Logo no começo desta matéria falamos de Chico Anysio. Agora, voltando ainda mais ao passado, há um programa, “Balança Mas Não Cai”,  que estreou na Rádio Nacional, em 1950, ancorado por Wilton Franco e idealizado por Max Nunes (1922-2014) e Haroldo Barbosa (1915-1979). Todo o show se passava em um prédio onde os tipos cômicos viviam. O prédio centralizava a ação. Ideia semelhante orientou Castorine e Luísa Périssé quando idealizaram “Camareiras”. “Pensamos que era preciso um lugar que tivesse um fluxo de gente diversa. Daí tivemos a ideia de um hotel. Como as camareiras são as protagonistas, sempre que há um problema a corda arrebenta para o lado mais fraco e pensamos nisso. Os hóspedes nem as cumprimentam. São pessoas invisíveis e oprimidas pela sociedade”.

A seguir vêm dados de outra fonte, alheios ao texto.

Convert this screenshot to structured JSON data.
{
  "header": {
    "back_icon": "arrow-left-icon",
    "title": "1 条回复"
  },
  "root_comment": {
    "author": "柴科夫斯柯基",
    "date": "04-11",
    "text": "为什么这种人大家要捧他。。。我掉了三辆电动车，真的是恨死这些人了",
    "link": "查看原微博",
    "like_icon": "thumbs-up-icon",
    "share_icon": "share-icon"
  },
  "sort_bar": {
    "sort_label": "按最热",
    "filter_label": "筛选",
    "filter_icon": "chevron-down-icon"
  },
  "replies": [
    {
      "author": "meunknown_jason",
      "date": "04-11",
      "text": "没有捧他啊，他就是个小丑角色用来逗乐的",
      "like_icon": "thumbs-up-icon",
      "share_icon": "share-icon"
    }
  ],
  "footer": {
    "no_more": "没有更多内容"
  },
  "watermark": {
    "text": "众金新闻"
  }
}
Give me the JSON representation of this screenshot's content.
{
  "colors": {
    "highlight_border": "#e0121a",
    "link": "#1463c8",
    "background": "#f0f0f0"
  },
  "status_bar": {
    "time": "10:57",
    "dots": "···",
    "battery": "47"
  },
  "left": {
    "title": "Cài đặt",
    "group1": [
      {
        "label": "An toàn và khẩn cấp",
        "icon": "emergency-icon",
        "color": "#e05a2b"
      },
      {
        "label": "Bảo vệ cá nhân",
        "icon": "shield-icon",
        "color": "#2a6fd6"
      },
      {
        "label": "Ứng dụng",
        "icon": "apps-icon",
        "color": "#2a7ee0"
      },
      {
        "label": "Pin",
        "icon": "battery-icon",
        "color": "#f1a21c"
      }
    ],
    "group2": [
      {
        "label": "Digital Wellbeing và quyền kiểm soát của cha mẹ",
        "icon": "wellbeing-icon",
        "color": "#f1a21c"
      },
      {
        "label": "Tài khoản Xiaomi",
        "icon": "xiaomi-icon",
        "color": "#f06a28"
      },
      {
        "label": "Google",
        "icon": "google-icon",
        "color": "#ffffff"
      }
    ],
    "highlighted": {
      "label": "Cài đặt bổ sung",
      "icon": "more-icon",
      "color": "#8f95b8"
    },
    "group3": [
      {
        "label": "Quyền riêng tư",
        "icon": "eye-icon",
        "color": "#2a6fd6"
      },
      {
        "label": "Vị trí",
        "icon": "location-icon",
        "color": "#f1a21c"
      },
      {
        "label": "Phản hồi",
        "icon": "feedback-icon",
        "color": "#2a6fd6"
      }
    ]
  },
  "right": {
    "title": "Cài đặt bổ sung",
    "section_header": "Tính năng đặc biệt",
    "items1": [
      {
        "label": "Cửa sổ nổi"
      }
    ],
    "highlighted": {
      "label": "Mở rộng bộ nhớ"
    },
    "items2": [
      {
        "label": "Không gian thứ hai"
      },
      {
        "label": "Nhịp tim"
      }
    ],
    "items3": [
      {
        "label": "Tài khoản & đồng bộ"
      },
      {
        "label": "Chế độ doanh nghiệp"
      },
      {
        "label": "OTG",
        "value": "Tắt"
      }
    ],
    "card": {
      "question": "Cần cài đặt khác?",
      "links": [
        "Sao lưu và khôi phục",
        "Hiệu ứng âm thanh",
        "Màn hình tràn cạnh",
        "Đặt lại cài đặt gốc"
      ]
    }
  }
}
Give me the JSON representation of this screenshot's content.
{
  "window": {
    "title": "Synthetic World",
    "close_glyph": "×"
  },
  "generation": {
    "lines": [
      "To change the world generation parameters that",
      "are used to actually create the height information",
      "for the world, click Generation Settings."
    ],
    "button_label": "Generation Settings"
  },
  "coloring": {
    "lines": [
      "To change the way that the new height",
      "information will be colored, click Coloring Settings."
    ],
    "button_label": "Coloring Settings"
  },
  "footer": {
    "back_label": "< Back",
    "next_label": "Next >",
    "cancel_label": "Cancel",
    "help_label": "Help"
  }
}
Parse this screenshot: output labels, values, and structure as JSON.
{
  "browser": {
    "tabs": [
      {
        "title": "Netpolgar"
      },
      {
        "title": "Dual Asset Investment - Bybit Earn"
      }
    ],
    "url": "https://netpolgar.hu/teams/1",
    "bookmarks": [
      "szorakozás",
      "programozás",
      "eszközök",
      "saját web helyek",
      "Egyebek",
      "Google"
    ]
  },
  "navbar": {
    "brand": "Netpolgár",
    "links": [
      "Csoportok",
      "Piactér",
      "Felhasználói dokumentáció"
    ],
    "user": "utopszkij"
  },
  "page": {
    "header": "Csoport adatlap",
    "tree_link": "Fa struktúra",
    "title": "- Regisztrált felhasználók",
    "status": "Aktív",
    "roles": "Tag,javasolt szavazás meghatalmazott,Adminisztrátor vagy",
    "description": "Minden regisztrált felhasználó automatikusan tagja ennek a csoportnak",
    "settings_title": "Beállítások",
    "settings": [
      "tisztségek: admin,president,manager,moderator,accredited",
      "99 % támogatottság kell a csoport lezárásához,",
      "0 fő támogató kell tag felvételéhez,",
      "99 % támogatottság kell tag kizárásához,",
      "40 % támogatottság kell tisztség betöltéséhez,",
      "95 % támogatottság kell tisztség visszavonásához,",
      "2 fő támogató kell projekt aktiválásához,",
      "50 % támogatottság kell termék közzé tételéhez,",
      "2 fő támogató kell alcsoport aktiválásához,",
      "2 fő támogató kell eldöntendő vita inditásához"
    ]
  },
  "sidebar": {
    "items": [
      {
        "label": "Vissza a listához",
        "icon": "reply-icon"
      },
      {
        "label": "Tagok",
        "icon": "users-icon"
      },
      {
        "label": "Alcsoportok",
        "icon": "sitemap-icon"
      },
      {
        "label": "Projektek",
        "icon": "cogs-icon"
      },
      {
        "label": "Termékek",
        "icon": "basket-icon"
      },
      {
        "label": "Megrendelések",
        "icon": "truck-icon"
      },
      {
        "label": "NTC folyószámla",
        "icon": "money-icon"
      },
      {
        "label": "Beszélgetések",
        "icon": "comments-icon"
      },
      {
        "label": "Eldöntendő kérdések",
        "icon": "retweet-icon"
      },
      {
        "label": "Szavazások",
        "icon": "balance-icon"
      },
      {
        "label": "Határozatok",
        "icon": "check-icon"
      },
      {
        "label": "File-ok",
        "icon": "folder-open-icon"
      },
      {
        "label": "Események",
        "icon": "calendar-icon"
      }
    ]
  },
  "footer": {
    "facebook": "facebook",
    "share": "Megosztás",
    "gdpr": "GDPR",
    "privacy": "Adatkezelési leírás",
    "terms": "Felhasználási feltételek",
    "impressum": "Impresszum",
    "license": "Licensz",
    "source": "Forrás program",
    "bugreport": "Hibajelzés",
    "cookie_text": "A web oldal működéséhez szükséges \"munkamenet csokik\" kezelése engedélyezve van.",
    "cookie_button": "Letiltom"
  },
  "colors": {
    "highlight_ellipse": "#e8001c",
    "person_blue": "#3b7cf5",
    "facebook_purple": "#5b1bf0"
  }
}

No fim do mês de julho, “Camareiras” saiu de cartaz e voltará quando Castorine sair de “Elas por Elas“. Neste meio tempo, Luísa e sua mãe estarão no teatro interpretando duas bruxas na peça “DPA – Detetives do Prédio Azul“. As duas já estiveram juntas em outras ocasiões artisticamente, como em “Alice no País da Internet“, de 2017. E recentemente, estudaram juntas na faculdade. “Em princípio eu não queria que estudássemos juntas, mas depois quis que ela ficasse comigo o tempo todo”, derrete-se.

Antoônia, Heloísa e Luísa Périssé em “Alice no País da Internet” (Foto: Divulgação)

Com a ascensão de humoristas nas redes sociais, Luísa acredita que “a internet abre espaço para muitas pessoas mostrarem seus talentos e habilidades, já quem nem todos vão ter as mesmas oportunidades”, diz ela. A todo o tempo falando de graça, humor e riso, quisemos saber o que emociona a atriz “saber de gente que deu a volta por cima, que superou a própria realidade”. Luísa prova que a empatia é bonita como o sorriso e sonora como uma gargalhada, ainda que silenciosa.